Befragt nach den Werten, die sie durch ihre Kleidung zum Ausdruck bringen möchten, gaben mehr als die Hälfte (52,4%) der 18- bis 24-Jährigen an, Marken zu wählen, die ethische und integrative Arbeitsbedingungen fördern. Über alle Altersgruppen spielt dieser Faktor nur für etwas mehr als ein Viertel der Studienteilnehmer (26,3%) eine wichtige Rolle.

… erhöhen den Druck

Zu den hohen Erwartungen der jungen Verbraucher in Bezug auf ökologische und soziale Verantwortung der Modemarken kommt der Wunsch nach mehr Transparenz und Information. Von denjenigen, die in diesem Jahr keine umweltfreundliche Mode gekauft haben, wurde in den USA (34,5%) und im Großbritannien (37,4%) als Hauptgrund der Mangel an Informationen genannt, in Italien war es die Unwissenheit darüber, wo man diese Produkte kaufen kann (33,8%). In Frankreich ist der Preis (41,3%) die größte Hürde.
Dieser Faktor relativiert sich jedoch angesichts der Summen, die junge Kunden im Vergleich zu älteren bereit sind, für nachhaltige Mode auszugeben. Ein ökologisch verantwortungsvolles Outfit bestehend aus Jeans, T-Shirt und Sneakern ist den 18- bis 24-jährigen Franzosen 331 € wert, gegenüber 208 € für die Gesamtbevölkerung. Ähnlich große Unterschiede zeigen sich auch in den anderen Ländern, wobei die US-Bürger insgesamt am spendabelsten sind: 347 € für die 18- bis 24-Jährigen gegenüber 313 € für die Gesamtbevölkerung.

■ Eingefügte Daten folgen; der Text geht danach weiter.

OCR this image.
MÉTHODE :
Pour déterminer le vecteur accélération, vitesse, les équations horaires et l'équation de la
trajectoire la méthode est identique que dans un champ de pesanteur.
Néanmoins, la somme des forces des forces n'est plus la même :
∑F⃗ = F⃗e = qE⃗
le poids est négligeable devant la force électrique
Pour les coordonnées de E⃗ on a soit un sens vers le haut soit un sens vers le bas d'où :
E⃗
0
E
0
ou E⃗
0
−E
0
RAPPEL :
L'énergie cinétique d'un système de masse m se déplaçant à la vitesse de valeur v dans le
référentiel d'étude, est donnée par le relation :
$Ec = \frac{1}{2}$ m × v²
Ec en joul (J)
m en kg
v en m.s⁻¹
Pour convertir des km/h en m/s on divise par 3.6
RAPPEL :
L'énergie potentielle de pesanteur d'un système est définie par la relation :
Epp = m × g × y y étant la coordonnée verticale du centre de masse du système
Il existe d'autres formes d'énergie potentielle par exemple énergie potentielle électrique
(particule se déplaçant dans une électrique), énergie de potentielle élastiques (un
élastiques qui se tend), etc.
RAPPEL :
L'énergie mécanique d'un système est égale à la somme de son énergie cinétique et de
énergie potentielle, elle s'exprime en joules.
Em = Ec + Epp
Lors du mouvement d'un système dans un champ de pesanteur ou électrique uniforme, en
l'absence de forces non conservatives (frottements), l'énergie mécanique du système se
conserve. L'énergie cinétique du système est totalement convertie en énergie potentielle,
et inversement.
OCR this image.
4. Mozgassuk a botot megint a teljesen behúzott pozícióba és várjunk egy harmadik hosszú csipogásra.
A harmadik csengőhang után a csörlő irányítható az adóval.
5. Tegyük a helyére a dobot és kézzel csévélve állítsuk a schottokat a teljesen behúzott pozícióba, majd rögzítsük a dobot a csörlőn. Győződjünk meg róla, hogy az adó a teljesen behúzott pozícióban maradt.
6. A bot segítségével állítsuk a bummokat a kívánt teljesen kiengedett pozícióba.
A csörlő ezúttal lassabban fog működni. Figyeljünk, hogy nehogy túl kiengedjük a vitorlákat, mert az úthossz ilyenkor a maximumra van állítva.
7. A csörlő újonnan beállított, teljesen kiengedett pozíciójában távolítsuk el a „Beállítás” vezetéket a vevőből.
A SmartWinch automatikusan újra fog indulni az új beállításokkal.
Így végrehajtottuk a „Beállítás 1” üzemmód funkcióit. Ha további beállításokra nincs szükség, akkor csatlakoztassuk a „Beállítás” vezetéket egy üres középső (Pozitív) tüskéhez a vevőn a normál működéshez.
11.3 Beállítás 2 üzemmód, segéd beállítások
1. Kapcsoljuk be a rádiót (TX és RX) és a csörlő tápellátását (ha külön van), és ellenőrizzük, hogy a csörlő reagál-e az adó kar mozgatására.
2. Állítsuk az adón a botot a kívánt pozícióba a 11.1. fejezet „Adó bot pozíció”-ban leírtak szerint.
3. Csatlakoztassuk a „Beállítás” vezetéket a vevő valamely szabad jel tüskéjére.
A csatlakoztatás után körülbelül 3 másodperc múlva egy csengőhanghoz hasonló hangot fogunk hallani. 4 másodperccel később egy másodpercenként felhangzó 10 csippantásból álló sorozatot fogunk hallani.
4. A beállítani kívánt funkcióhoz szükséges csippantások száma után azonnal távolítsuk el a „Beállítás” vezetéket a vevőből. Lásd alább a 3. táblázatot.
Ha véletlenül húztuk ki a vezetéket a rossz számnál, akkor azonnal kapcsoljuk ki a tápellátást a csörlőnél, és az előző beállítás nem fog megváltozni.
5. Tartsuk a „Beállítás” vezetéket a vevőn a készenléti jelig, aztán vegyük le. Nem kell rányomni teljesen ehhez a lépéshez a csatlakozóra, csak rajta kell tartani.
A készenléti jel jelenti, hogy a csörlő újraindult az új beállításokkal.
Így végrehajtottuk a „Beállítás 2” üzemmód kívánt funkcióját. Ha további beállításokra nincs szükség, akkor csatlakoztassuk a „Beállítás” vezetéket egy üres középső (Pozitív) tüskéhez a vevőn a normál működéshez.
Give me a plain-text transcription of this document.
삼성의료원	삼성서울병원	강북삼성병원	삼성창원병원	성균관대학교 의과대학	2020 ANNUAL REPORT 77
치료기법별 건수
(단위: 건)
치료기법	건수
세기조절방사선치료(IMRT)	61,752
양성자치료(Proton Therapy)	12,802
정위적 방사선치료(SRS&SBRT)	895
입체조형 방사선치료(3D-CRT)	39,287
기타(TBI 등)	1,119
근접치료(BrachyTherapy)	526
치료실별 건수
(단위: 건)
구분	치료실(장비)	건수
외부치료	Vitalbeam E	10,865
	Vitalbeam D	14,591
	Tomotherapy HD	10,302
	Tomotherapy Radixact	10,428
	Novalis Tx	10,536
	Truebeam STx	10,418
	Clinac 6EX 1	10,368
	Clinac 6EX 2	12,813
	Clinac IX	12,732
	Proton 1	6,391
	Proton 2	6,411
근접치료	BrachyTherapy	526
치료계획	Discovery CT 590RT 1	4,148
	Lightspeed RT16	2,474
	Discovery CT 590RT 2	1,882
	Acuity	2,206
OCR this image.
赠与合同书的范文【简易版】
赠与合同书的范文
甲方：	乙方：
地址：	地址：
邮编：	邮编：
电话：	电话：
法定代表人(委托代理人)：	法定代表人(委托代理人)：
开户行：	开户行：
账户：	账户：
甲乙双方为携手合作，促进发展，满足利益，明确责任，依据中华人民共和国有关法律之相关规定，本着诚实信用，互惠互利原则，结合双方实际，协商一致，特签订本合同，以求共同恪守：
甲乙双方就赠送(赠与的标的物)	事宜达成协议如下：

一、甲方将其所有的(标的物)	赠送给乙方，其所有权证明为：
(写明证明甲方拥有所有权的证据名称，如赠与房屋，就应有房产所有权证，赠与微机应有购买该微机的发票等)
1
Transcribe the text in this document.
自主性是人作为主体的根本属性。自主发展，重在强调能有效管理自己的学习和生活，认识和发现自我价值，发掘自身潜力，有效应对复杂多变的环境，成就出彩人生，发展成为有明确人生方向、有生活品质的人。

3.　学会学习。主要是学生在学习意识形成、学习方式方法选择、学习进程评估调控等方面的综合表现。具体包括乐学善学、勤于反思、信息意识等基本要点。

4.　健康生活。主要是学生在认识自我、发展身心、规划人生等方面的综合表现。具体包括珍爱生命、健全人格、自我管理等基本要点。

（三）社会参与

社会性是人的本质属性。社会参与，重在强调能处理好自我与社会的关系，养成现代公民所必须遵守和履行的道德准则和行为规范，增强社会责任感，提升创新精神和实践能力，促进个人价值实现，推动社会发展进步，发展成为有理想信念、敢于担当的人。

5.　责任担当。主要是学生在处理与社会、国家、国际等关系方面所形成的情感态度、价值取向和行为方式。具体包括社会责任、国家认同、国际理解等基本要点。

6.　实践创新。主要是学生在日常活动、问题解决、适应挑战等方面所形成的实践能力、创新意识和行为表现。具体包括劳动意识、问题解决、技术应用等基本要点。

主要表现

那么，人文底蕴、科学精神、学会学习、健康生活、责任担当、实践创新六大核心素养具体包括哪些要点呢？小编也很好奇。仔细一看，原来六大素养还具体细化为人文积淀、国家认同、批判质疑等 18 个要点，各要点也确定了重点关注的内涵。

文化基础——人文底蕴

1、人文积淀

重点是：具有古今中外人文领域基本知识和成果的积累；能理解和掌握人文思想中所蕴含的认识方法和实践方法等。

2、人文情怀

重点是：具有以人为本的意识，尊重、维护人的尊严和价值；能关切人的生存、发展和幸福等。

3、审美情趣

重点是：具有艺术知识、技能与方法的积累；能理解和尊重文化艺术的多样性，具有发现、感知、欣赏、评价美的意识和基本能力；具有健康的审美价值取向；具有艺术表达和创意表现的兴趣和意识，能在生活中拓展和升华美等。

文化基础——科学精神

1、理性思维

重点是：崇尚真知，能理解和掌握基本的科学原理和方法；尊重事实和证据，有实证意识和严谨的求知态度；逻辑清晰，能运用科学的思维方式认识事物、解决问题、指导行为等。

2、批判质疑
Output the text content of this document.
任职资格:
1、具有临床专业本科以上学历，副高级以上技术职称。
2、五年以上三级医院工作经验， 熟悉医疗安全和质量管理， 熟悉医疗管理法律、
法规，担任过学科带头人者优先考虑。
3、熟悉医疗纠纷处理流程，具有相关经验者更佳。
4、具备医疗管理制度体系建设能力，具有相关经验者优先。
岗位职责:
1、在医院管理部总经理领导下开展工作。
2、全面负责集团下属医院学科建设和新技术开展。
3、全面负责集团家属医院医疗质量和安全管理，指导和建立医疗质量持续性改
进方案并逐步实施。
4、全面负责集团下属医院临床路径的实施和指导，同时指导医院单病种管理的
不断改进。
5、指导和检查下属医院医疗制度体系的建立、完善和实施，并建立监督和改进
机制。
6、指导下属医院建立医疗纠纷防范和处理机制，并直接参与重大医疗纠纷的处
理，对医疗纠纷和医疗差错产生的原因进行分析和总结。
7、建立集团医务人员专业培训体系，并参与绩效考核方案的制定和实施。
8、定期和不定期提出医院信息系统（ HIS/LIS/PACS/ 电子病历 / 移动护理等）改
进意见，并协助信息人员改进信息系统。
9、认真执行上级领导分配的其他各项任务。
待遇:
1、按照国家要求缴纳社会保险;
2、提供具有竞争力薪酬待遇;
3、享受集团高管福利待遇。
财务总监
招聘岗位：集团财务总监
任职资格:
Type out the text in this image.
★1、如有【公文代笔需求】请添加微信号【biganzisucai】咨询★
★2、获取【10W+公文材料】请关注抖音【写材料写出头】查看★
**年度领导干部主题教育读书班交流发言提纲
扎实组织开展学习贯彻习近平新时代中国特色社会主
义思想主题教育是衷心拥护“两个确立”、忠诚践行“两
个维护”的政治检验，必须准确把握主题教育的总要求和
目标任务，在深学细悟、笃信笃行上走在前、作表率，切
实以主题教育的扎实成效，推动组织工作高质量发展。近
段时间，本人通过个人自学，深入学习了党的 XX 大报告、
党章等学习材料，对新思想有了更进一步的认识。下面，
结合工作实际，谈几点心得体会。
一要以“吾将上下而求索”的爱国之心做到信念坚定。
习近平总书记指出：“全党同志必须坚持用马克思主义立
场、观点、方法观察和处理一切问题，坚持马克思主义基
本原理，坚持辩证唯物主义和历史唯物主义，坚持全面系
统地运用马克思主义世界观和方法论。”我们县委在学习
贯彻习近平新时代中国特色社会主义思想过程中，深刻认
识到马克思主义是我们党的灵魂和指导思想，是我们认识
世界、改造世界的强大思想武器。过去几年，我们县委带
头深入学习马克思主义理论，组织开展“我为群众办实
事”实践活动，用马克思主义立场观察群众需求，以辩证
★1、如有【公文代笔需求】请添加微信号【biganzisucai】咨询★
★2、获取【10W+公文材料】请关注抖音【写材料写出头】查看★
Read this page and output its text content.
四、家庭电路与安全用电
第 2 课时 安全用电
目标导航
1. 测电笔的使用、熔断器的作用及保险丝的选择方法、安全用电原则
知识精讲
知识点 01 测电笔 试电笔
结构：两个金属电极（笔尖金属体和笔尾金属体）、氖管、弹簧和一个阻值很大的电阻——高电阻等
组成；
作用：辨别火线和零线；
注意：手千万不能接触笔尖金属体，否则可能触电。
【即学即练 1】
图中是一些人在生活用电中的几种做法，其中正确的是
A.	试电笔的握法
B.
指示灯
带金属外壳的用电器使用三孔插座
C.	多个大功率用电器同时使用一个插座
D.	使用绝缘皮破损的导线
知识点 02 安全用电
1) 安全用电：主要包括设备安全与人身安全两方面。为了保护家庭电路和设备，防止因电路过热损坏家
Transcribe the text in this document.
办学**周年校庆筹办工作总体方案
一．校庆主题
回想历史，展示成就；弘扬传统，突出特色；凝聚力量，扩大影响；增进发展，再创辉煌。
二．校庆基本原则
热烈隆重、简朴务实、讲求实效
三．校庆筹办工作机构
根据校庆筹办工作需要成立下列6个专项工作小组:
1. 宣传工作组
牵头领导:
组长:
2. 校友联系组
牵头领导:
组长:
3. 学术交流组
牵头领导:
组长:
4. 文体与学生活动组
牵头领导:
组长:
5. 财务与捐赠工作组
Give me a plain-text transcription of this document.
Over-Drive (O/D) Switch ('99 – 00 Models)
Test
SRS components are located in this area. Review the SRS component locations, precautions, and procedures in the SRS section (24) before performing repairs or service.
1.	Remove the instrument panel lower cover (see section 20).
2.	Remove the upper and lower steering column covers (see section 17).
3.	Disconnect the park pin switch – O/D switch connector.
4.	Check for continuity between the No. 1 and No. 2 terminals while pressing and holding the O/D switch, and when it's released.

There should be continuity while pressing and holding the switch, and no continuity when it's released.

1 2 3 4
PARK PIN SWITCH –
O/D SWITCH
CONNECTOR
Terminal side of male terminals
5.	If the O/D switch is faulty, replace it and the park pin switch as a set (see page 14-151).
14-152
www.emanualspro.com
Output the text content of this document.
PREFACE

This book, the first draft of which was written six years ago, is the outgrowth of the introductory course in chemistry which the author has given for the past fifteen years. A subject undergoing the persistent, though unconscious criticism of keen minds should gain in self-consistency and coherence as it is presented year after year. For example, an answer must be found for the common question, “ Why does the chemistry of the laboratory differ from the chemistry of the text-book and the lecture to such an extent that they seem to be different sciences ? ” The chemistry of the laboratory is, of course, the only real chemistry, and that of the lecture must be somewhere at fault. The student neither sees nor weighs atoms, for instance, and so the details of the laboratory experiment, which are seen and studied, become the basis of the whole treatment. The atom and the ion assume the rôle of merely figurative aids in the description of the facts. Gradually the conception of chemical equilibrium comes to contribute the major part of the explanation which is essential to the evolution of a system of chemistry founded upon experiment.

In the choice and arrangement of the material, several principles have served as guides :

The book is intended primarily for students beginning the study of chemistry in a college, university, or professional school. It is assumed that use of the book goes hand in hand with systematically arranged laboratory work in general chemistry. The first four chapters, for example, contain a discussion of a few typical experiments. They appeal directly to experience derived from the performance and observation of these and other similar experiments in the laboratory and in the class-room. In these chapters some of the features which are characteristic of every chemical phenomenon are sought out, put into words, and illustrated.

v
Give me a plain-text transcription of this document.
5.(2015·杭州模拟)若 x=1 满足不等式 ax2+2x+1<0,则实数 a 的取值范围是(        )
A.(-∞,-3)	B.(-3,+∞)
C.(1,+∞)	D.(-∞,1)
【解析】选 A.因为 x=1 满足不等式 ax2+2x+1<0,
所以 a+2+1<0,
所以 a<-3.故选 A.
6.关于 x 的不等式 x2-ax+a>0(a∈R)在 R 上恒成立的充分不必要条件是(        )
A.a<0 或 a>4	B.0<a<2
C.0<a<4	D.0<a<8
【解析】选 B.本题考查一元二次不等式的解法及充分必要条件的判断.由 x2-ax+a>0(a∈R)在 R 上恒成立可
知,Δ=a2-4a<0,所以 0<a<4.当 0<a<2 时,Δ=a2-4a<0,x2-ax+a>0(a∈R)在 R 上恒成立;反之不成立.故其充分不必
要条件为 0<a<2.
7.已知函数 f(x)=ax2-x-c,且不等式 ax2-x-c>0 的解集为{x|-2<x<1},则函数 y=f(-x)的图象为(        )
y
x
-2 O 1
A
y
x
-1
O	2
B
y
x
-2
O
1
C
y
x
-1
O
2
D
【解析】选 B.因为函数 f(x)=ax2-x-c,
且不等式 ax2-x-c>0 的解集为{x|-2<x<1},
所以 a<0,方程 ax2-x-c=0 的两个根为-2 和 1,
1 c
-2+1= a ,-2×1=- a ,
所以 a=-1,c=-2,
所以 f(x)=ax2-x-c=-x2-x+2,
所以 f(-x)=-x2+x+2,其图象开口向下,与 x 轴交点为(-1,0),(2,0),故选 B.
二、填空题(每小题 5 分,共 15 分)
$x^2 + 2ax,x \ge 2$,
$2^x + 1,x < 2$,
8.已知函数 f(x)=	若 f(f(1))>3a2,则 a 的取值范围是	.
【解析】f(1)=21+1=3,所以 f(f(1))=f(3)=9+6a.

„Der umweltbewusste Konsum in der Mode ist eine Grundbewegung, die sowohl bei der Beschaffung von Materialien als auch bei der Herstellung und dem Transport von Kleidungsstücken zu beobachten ist”, erklärt Florence Rousson, Vorstandsvorsitzende der Première Vision.
Für die nachkommende Generation sei das aber längst nicht genug. Die Modemarken und die Textilindustrie insgesamt müssten ihr soziales und ethisches Engagement verstärken – und das auch möglichst transparent kommunizieren.